Warren's solution cuts the student loan interest rates, and at the same time, tackles the problems of the entire student loan lending apparatus. This comes at a time when the large banks that have been major lenders in the privatized student loan arrangements are beginning to complain about default rates. Interestingly, a coalition of big banks are seeking agreement from the regulators to extend the time for borrowers to repay some loans before the lender is required to write it off. Currently, banks that extend time to borrowers may have the debt classified by regulators as a "troubled debt." Such a designation then triggers requirements that the bank maintain more of their assets on hand, rather than investing them in income-earning projects.
However, from the debtor's point of view, forbearance is not a completely positive benefit.

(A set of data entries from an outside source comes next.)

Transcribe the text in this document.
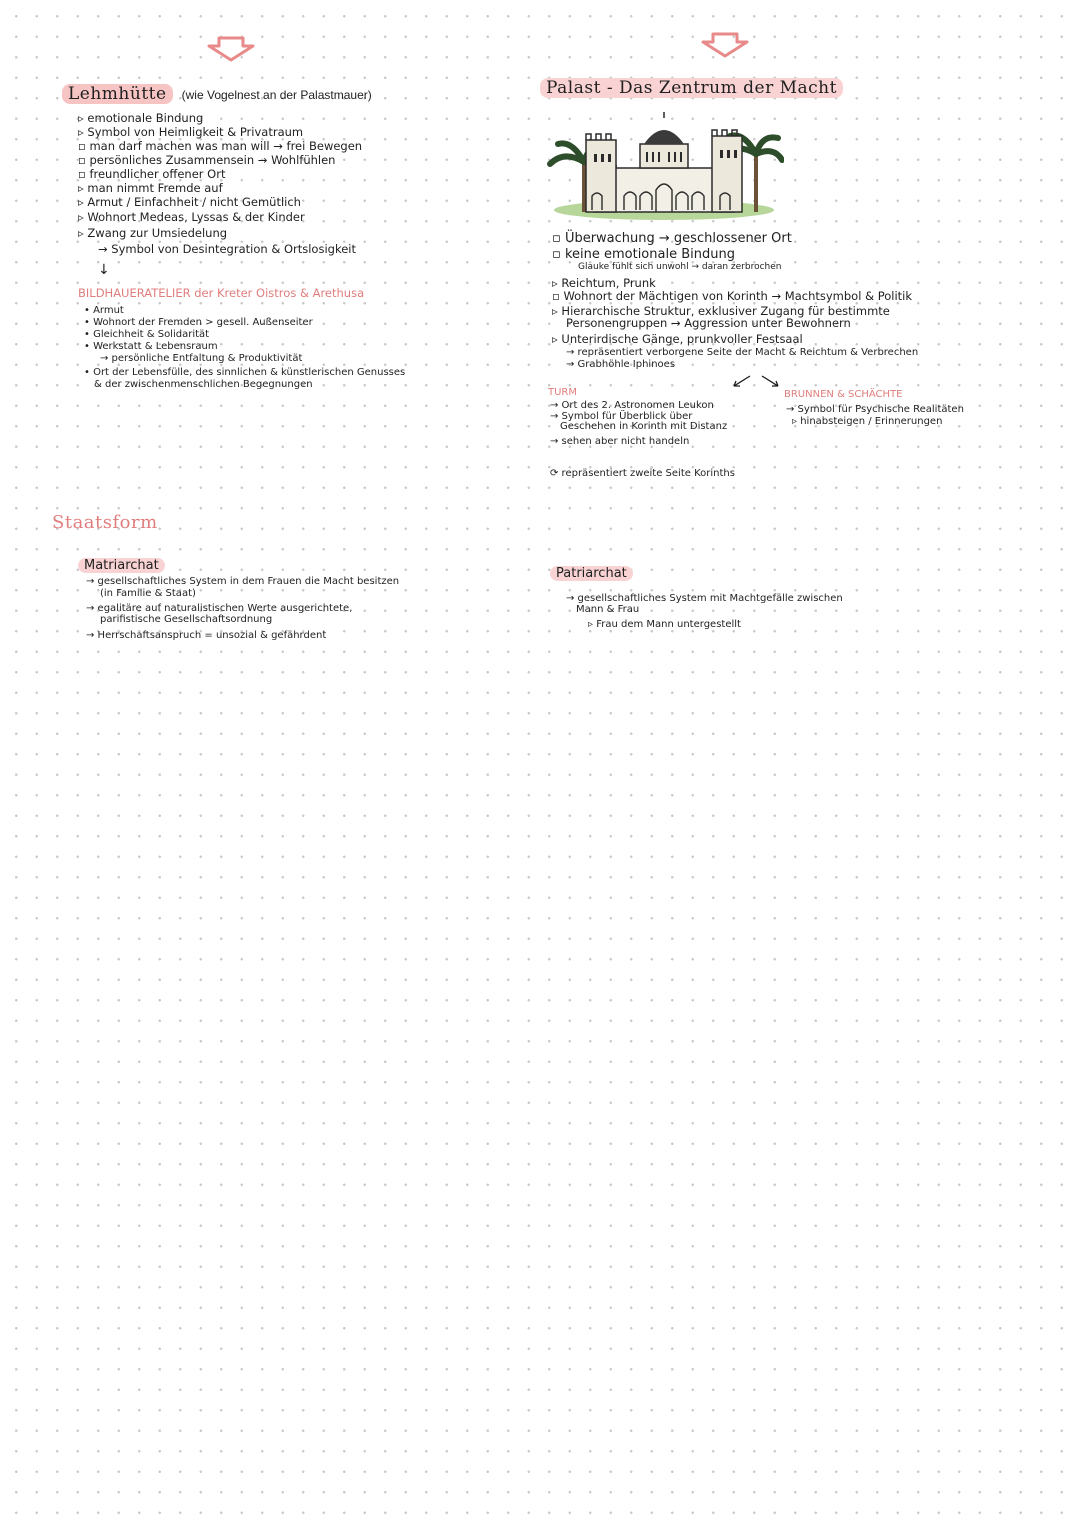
Lehmhütte (wie Vogelnest an der Palastmauer)
▹ emotionale Bindung
▹ Symbol von Heimligkeit & Privatraum
▫ man darf machen was man will → frei Bewegen
▫ persönliches Zusammensein → Wohlfühlen
▫ freundlicher offener Ort
▹ man nimmt Fremde auf
▹ Armut / Einfachheit / nicht Gemütlich
▹ Wohnort Medeas, Lyssas & der Kinder
▹ Zwang zur Umsiedelung
→ Symbol von Desintegration & Ortslosigkeit
↓
BILDHAUERATELIER der Kreter Oistros & Arethusa
• Armut
• Wohnort der Fremden > gesell. Außenseiter
• Gleichheit & Solidarität
• Werkstatt & Lebensraum
→ persönliche Entfaltung & Produktivität
• Ort der Lebensfülle, des sinnlichen & künstlerischen Genusses
& der zwischenmenschlichen Begegnungen
Palast - Das Zentrum der Macht
▫ Überwachung → geschlossener Ort
▫ keine emotionale Bindung
Glauke fühlt sich unwohl → daran zerbrochen
▹ Reichtum, Prunk
▫ Wohnort der Mächtigen von Korinth → Machtsymbol & Politik
▹ Hierarchische Struktur, exklusiver Zugang für bestimmte
Personengruppen → Aggression unter Bewohnern
▹ Unterirdische Gänge, prunkvoller Festsaal
→ repräsentiert verborgene Seite der Macht & Reichtum & Verbrechen
→ Grabhöhle Iphinoes
TURM
→ Ort des 2. Astronomen Leukon
→ Symbol für Überblick über
Geschehen in Korinth mit Distanz
→ sehen aber nicht handeln
BRUNNEN & SCHÄCHTE
→ Symbol für Psychische Realitäten
▹ hinabsteigen / Erinnerungen
⟳ repräsentiert zweite Seite Korinths
Staatsform
Matriarchat
→ gesellschaftliches System in dem Frauen die Macht besitzen
(in Familie & Staat)
→ egalitäre auf naturalistischen Werte ausgerichtete,
parifistische Gesellschaftsordnung
→ Herrschaftsanspruch = unsozial & gefährdent
Patriarchat
→ gesellschaftliches System mit Machtgefälle zwischen
Mann & Frau
▹ Frau dem Mann untergestellt
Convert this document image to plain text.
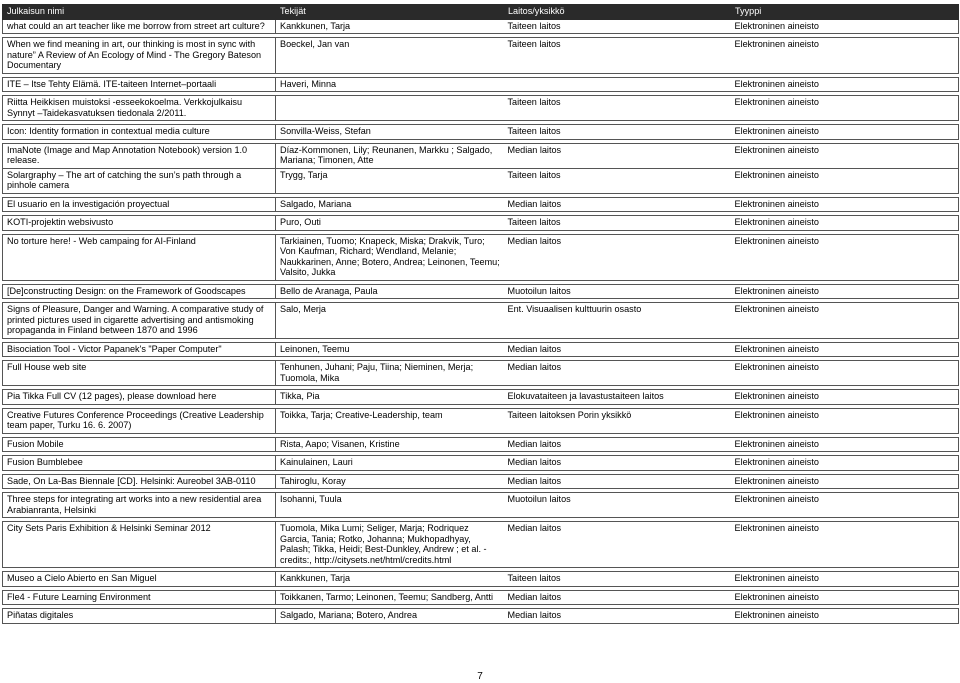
Julkaisun nimi	Tekijät	Laitos/yksikkö	Tyyppi
what could an art teacher like me borrow from street art culture?	Kankkunen, Tarja	Taiteen laitos	Elektroninen aineisto

When we find meaning in art, our thinking is most in sync with nature” A Review of An Ecology of Mind - The Gregory Bateson Documentary	Boeckel, Jan van	Taiteen laitos	Elektroninen aineisto

ITE – Itse Tehty Elämä. ITE-taiteen Internet–portaali	Haveri, Minna		Elektroninen aineisto

Riitta Heikkisen muistoksi -esseekokoelma. Verkkojulkaisu Synnyt –Taidekasvatuksen tiedonala 2/2011.		Taiteen laitos	Elektroninen aineisto

Icon: Identity formation in contextual media culture	Sonvilla-Weiss, Stefan	Taiteen laitos	Elektroninen aineisto

ImaNote (Image and Map Annotation Notebook) version 1.0 release.	Díaz-Kommonen, Lily; Reunanen, Markku ; Salgado, Mariana; Timonen, Atte	Median laitos	Elektroninen aineisto
Solargraphy – The art of catching the sun’s path through a pinhole camera	Trygg, Tarja	Taiteen laitos	Elektroninen aineisto

El usuario en la investigación proyectual	Salgado, Mariana	Median laitos	Elektroninen aineisto

KOTI-projektin websivusto	Puro, Outi	Taiteen laitos	Elektroninen aineisto

No torture here! - Web campaing for AI-Finland	Tarkiainen, Tuomo; Knapeck, Miska; Drakvik, Turo; Von Kaufman, Richard; Wendland, Melanie; Naukkarinen, Anne; Botero, Andrea; Leinonen, Teemu; Valsito, Jukka	Median laitos	Elektroninen aineisto

[De]constructing Design: on the Framework of Goodscapes	Bello de Aranaga, Paula	Muotoilun laitos	Elektroninen aineisto

Signs of Pleasure, Danger and Warning. A comparative study of printed pictures used in cigarette advertising and antismoking propaganda in Finland between 1870 and 1996	Salo, Merja	Ent. Visuaalisen kulttuurin osasto	Elektroninen aineisto

Bisociation Tool - Victor Papanek's "Paper Computer"	Leinonen, Teemu	Median laitos	Elektroninen aineisto

Full House web site	Tenhunen, Juhani; Paju, Tiina; Nieminen, Merja; Tuomola, Mika	Median laitos	Elektroninen aineisto

Pia Tikka Full CV (12 pages), please download here	Tikka, Pia	Elokuvataiteen ja lavastustaiteen laitos	Elektroninen aineisto

Creative Futures Conference Proceedings (Creative Leadership team paper, Turku 16. 6. 2007)	Toikka, Tarja; Creative-Leadership, team	Taiteen laitoksen Porin yksikkö	Elektroninen aineisto

Fusion Mobile	Rista, Aapo; Visanen, Kristine	Median laitos	Elektroninen aineisto

Fusion Bumblebee	Kainulainen, Lauri	Median laitos	Elektroninen aineisto

Sade, On La-Bas Biennale [CD]. Helsinki: Aureobel 3AB-0110	Tahiroglu, Koray	Median laitos	Elektroninen aineisto

Three steps for integrating art works into a new residential area Arabianranta, Helsinki	Isohanni, Tuula	Muotoilun laitos	Elektroninen aineisto

City Sets Paris Exhibition & Helsinki Seminar 2012	Tuomola, Mika Lumi; Seliger, Marja; Rodriquez Garcia, Tania; Rotko, Johanna; Mukhopadhyay, Palash; Tikka, Heidi; Best-Dunkley, Andrew ; et al. - credits:, http://citysets.net/html/credits.html	Median laitos	Elektroninen aineisto

Museo a Cielo Abierto en San Miguel	Kankkunen, Tarja	Taiteen laitos	Elektroninen aineisto

Fle4 - Future Learning Environment	Toikkanen, Tarmo; Leinonen, Teemu; Sandberg, Antti	Median laitos	Elektroninen aineisto

Piñatas digitales	Salgado, Mariana; Botero, Andrea	Median laitos	Elektroninen aineisto
7
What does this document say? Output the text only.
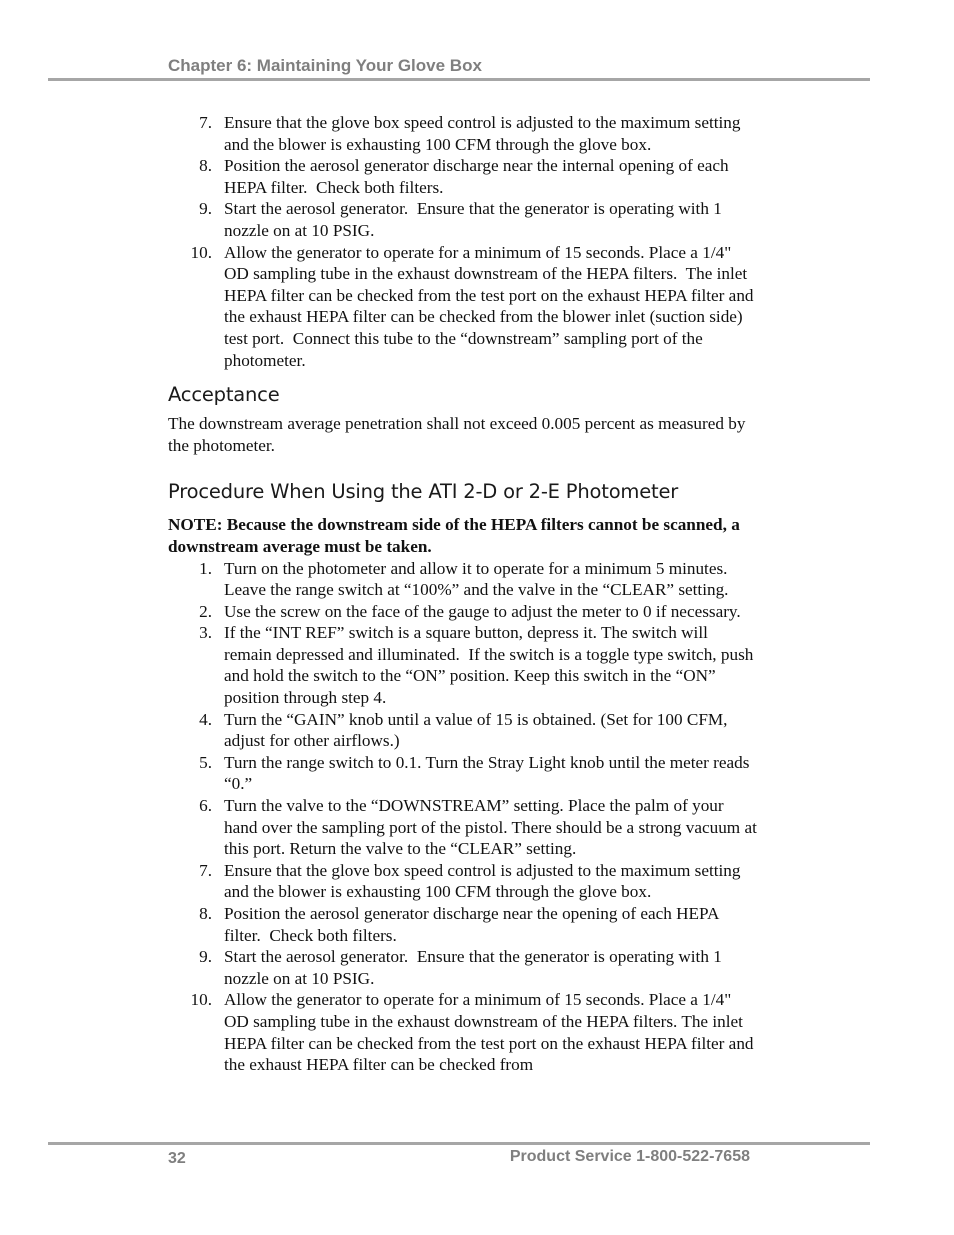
Chapter 6: Maintaining Your Glove Box
7. Ensure that the glove box speed control is adjusted to the maximum setting and the blower is exhausting 100 CFM through the glove box.
8. Position the aerosol generator discharge near the internal opening of each HEPA filter.  Check both filters.
9. Start the aerosol generator.  Ensure that the generator is operating with 1 nozzle on at 10 PSIG.
10. Allow the generator to operate for a minimum of 15 seconds. Place a 1/4" OD sampling tube in the exhaust downstream of the HEPA filters.  The inlet HEPA filter can be checked from the test port on the exhaust HEPA filter and the exhaust HEPA filter can be checked from the blower inlet (suction side) test port.  Connect this tube to the “downstream” sampling port of the photometer.
Acceptance

The downstream average penetration shall not exceed 0.005 percent as measured by the photometer.

Procedure When Using the ATI 2-D or 2-E Photometer

NOTE: Because the downstream side of the HEPA filters cannot be scanned, a downstream average must be taken.

1. Turn on the photometer and allow it to operate for a minimum 5 minutes. Leave the range switch at “100%” and the valve in the “CLEAR” setting.
2. Use the screw on the face of the gauge to adjust the meter to 0 if necessary.
3. If the “INT REF” switch is a square button, depress it. The switch will remain depressed and illuminated.  If the switch is a toggle type switch, push and hold the switch to the “ON” position. Keep this switch in the “ON” position through step 4.
4. Turn the “GAIN” knob until a value of 15 is obtained. (Set for 100 CFM, adjust for other airflows.)
5. Turn the range switch to 0.1. Turn the Stray Light knob until the meter reads “0.”
6. Turn the valve to the “DOWNSTREAM” setting. Place the palm of your hand over the sampling port of the pistol. There should be a strong vacuum at this port. Return the valve to the “CLEAR” setting.
7. Ensure that the glove box speed control is adjusted to the maximum setting and the blower is exhausting 100 CFM through the glove box.
8. Position the aerosol generator discharge near the opening of each HEPA filter.  Check both filters.
9. Start the aerosol generator.  Ensure that the generator is operating with 1 nozzle on at 10 PSIG.
10. Allow the generator to operate for a minimum of 15 seconds. Place a 1/4" OD sampling tube in the exhaust downstream of the HEPA filters. The inlet HEPA filter can be checked from the test port on the exhaust HEPA filter and the exhaust HEPA filter can be checked from
32	Product Service 1-800-522-7658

While they may be allowed to defer payments at the time, when they don't have a job, or don't earn enough to make the payments, they will be required to pay the total owed amount in the future. And interest owed continues to mount. This means that the total cost of the loan continues to rise for the debtor who is offered forbearance!
Here is an interesting map from CNN showing which states have the most student loans delinquent by 90 days or more. It's an interesting map, and something to think about. Keep in mind that student loans are the one kind of debt that are not usually allowed to be discharged in bankruptcy. Student loans that are delinquent are treated very differently than other debts. Here is a nice short article from Time about how student debt is treated, and how that has changed over time.
If Congress does not address this trap they have created for students and their families, it will be a shame on our country. Lives are being ruined. Rather than creating upward mobility, college and higher education is trapping whole families into debt.